I’m not really going to mention any of the shortest pieces. They aren’t really there to operate as traditional stories, and some are so short that I might ruin the affect Thomas’ is going for by mentioning them.
My two favorites shared one of my favorite devices: horrific revelations through diaries and letters. Both are also historical pieces. “Spitting in Niagra Falls” has a lawyer going through a dead man’s effects and discovering a serial killer operating over decades around the famous wonder. “The Songs of Madness” is recounted through a series of letters from a rebel officer during the American Revolution War. He develops an odd friendship with a freed black man also serving in the army.

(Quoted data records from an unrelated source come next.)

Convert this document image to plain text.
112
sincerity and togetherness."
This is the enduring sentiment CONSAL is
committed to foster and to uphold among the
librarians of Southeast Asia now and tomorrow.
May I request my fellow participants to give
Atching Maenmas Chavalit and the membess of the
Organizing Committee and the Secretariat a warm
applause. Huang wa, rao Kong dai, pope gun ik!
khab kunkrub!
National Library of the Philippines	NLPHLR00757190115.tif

Second tier stories for me, because I thought they were just a bit too long or the subject didn’t grab me, were “The Man Who Would Be King” (that’s Stephen King, and this story should appeal to fans of that writer); “The Suit” which has a gross man, in every sense, and his very nice outfit; “There Was an Old Lady … “, which has a circus “geek-hunter” encountering a strange woman outside Arkham, and “The Court of Two Lions”, a nice takeoff on Edgar Allan Poe’s “The Man of the Crowd”.
In the category of enjoyable but nothing great were the rest of the longer pieces. “If You Go Down to the Woods Today” has an unemployed truck driver discovering a strange facility in the woods of his hometown. “The People” is one of those stories that seems to be told from the point of view of a crazed killer. He discovers a surprisingly helpful neighborhood while on the run. “Six Bullets” is one of several stories of featuring types of viral horror meaning psychic or real contagion that works its way through a chain of people. Here a mild-mannered ex-cop now employed as a bank security guard must contend with the people trapped with him in a bank vault after a robbery. And one may be a “screamer”, a victim of a plague that causes people to literally explode.
“Mother” is one of two pieces opting for a sinister interpretation of the earth mother myth and Clark Ashton Smith’s Ubbo-Sathla. One suspects that many a married male author can relate to the situation of “The Other Woman”. “The Faces” is one of those creepy stories of irrational horror. It’s also one of three stories here involving terrors in the bathroom. “At the Sound of the Tone … ” is terror from the toilet bowl story.
Given it’s many references to Philip K. Dick, I wanted to like “A Thing Called Love” more but, again, found it a little too long. In some ways, though, it’s the most philosophical piece here.
These are all early works by Thomas when he admittedly was experimenting with a lot of styles and imitating other authors. Still, if you are going to read a book the old fashioned way, cover-to-cover until you’re done, it works better than the more formulaic stories of The Book of the New Sun II: The Book Collector though I would also recommend that work.